Obama, durante el discurso a los estadounidenses, desde la base aérea de Bagram, en Kabul, Afganistán. KEVIN LAMARQUE / POOL | EFE
Obama sugirió que la época de las guerras iniciada tras los atentados del 11-S se ha acabado, a pesar de que EEUU sigue operando militarmente en más de un centenar de países, ya sea con tropas regulares o fuerzas especiales. "Esta época de guerra empezó en Afganistán y es aquí donde terminará", dijo el presidente desde la base aérea de Bagram, la misma donde se quemaron los coranes en febrero, reavivando la ira de los afganos contra las tropas estadounidenses. "Hemos viajado durante más de una década bajo la nube negra de la guerra. Y desde aquí, desde la oscuridad que precede el amanecer en Afganistán, podemos ver la luz de un nuevo día en el horizonte", dijo. Lo del amanecer no era figurativo, ya que habló a las 4 de la mañana de Afganistán para coincidir con el horario de máxima audiencia en EEUU.

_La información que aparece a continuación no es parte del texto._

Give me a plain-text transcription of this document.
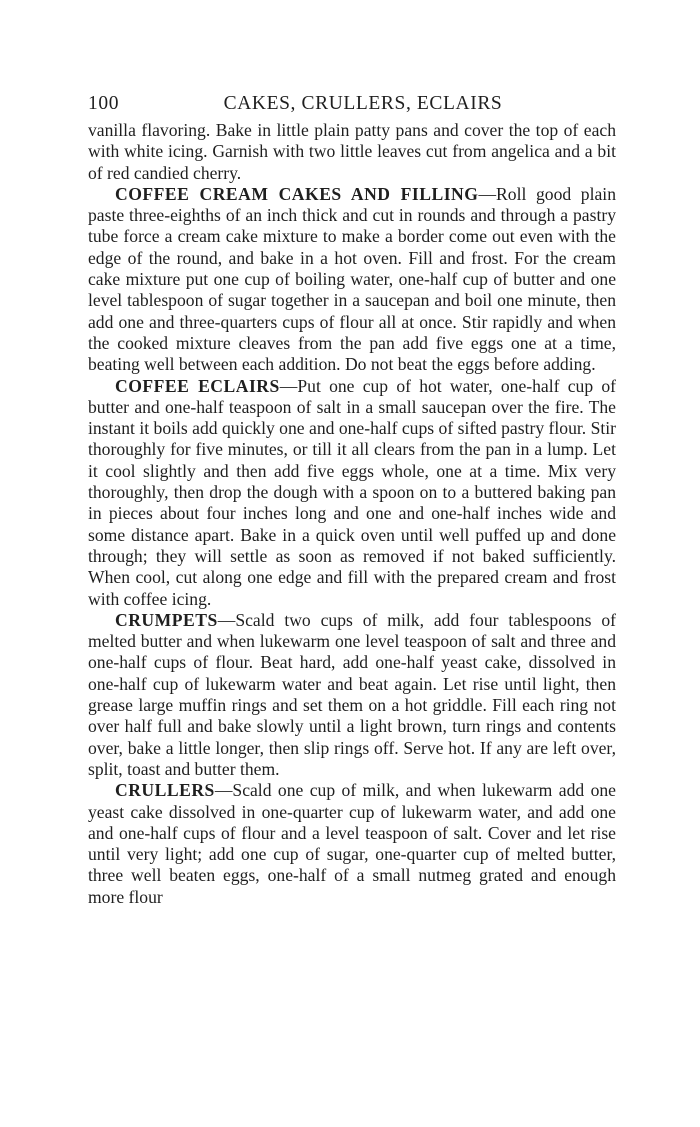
100	CAKES, CRULLERS, ECLAIRS

vanilla flavoring. Bake in little plain patty pans and cover the top of each with white icing. Garnish with two little leaves cut from angelica and a bit of red candied cherry.

COFFEE CREAM CAKES AND FILLING—Roll good plain paste three-eighths of an inch thick and cut in rounds and through a pastry tube force a cream cake mixture to make a border come out even with the edge of the round, and bake in a hot oven. Fill and frost. For the cream cake mixture put one cup of boiling water, one-half cup of butter and one level tablespoon of sugar together in a saucepan and boil one minute, then add one and three-quarters cups of flour all at once. Stir rapidly and when the cooked mixture cleaves from the pan add five eggs one at a time, beating well between each addition. Do not beat the eggs before adding.

COFFEE ECLAIRS—Put one cup of hot water, one-half cup of butter and one-half teaspoon of salt in a small saucepan over the fire. The instant it boils add quickly one and one-half cups of sifted pastry flour. Stir thoroughly for five minutes, or till it all clears from the pan in a lump. Let it cool slightly and then add five eggs whole, one at a time. Mix very thoroughly, then drop the dough with a spoon on to a buttered baking pan in pieces about four inches long and one and one-half inches wide and some distance apart. Bake in a quick oven until well puffed up and done through; they will settle as soon as removed if not baked sufficiently. When cool, cut along one edge and fill with the prepared cream and frost with coffee icing.

CRUMPETS—Scald two cups of milk, add four tablespoons of melted butter and when lukewarm one level teaspoon of salt and three and one-half cups of flour. Beat hard, add one-half yeast cake, dissolved in one-half cup of lukewarm water and beat again. Let rise until light, then grease large muffin rings and set them on a hot griddle. Fill each ring not over half full and bake slowly until a light brown, turn rings and contents over, bake a little longer, then slip rings off. Serve hot. If any are left over, split, toast and butter them.

CRULLERS—Scald one cup of milk, and when lukewarm add one yeast cake dissolved in one-quarter cup of lukewarm water, and add one and one-half cups of flour and a level teaspoon of salt. Cover and let rise until very light; add one cup of sugar, one-quarter cup of melted butter, three well beaten eggs, one-half of a small nutmeg grated and enough more flour
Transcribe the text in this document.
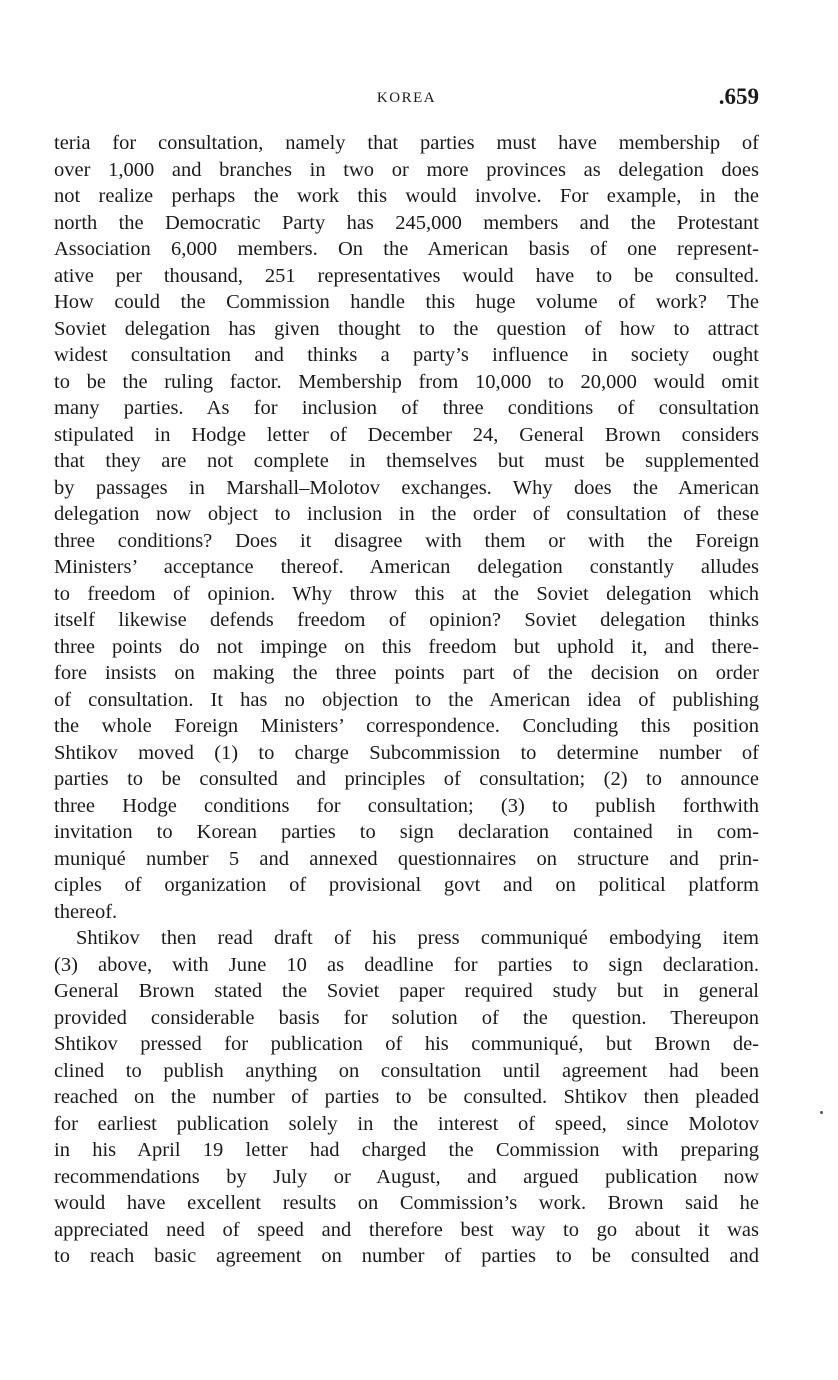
KOREA	.659
teria for consultation, namely that parties must have membership of
over 1,000 and branches in two or more provinces as delegation does
not realize perhaps the work this would involve. For example, in the
north the Democratic Party has 245,000 members and the Protestant
Association 6,000 members. On the American basis of one represent-
ative per thousand, 251 representatives would have to be consulted.
How could the Commission handle this huge volume of work? The
Soviet delegation has given thought to the question of how to attract
widest consultation and thinks a party’s influence in society ought
to be the ruling factor. Membership from 10,000 to 20,000 would omit
many parties. As for inclusion of three conditions of consultation
stipulated in Hodge letter of December 24, General Brown considers
that they are not complete in themselves but must be supplemented
by passages in Marshall–Molotov exchanges. Why does the American
delegation now object to inclusion in the order of consultation of these
three conditions? Does it disagree with them or with the Foreign
Ministers’ acceptance thereof. American delegation constantly alludes
to freedom of opinion. Why throw this at the Soviet delegation which
itself likewise defends freedom of opinion? Soviet delegation thinks
three points do not impinge on this freedom but uphold it, and there-
fore insists on making the three points part of the decision on order
of consultation. It has no objection to the American idea of publishing
the whole Foreign Ministers’ correspondence. Concluding this position
Shtikov moved (1) to charge Subcommission to determine number of
parties to be consulted and principles of consultation; (2) to announce
three Hodge conditions for consultation; (3) to publish forthwith
invitation to Korean parties to sign declaration contained in com-
muniqué number 5 and annexed questionnaires on structure and prin-
ciples of organization of provisional govt and on political platform
thereof.
Shtikov then read draft of his press communiqué embodying item
(3) above, with June 10 as deadline for parties to sign declaration.
General Brown stated the Soviet paper required study but in general
provided considerable basis for solution of the question. Thereupon
Shtikov pressed for publication of his communiqué, but Brown de-
clined to publish anything on consultation until agreement had been
reached on the number of parties to be consulted. Shtikov then pleaded
for earliest publication solely in the interest of speed, since Molotov
in his April 19 letter had charged the Commission with preparing
recommendations by July or August, and argued publication now
would have excellent results on Commission’s work. Brown said he
appreciated need of speed and therefore best way to go about it was
to reach basic agreement on number of parties to be consulted and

Nada brilla tanto en el expediente de Obama como sus gestión de eso que Bush llamó la "guerra contra el terror". Y el presidente, pese a las críticas de los republicanos, que le acusan de explotar políticamente la muerte de Bin Laden, aprovechó para sacarle jugo a los progresos de los últimos años. "En los tres últimos años, la marea se ha alterado. Rompimos el momento de los talibanes. Hemos levantado unas fuerzas de seguridad afganas fuertes. Y devastamos al liderazgo de Al Qaeda, acabando con más de 20 de los 30 de sus principales líderes".
Obama también aprovechó para explicar los meses que EE UU tiene por delante antes de la retirada definitiva de sus tropas, así como para explicar el acuerdo alcanzado ayer con el Gobierno de Hamid Karzai. A finales de verano, saldrán de Afganistán otros 23.000 militares estadounidenses, que se unirán a los 10.000 repatriados el año pasado. A partir de entonces, el repliegue continuará de forma escalonada, a medida que se transfiere a las fuerzas afganas la misión de la lucha cotidiana con los talibanes. El objetivo de EE UU, que esbozará durante la próxima cumbre de la OTAN en Chicago, es que el próximo año las fuerzas afganas lideren ya todas las operaciones contra la insurgencia.
Con el acuerdo firmado con Karzai, EEUU se ha asegurado su presencia en el país hasta el 2024. Pero Obama aseguró que las tropas que se queden en el país se dedicarán exclusivamente a perseguir a Al Qaeda y a formar y a asesorar al Ejército afgano. Nada más. "No tendremos bases permanentes en este país, ni nos dedicaremos a patrullar las ciudades y las montañas. Ese será el trabajo del pueblo afgano". Los talibanes reaccionaron ayer y calificaron de "ilegítimo" el acuerdo de partenariado el pacto firmado entre los máximos mandatarios estadounidense y afgano.
El presidente también dijo que no tiene ninguna intención de tratar de moldear Afganistán a imagen y semejanza de EEUU o de erradicar hasta la última huella de los talibanes, misiones completamente imposibles. De hecho, volvió a abrir la puerta a una reconciliación política con los talibanes, con los que su país intenta negociar desde hace algún tiempo. "Los talibanes pueden ser parte del futuro si rompen con Al Qaeda, renuncian a la violencia y respetan las leyes afganas", afirmó. Esas negociaciones están temporalmente atascadas, según varios asesores de la Casa Blanca, por las divisiones internas en el seno de los talibanes.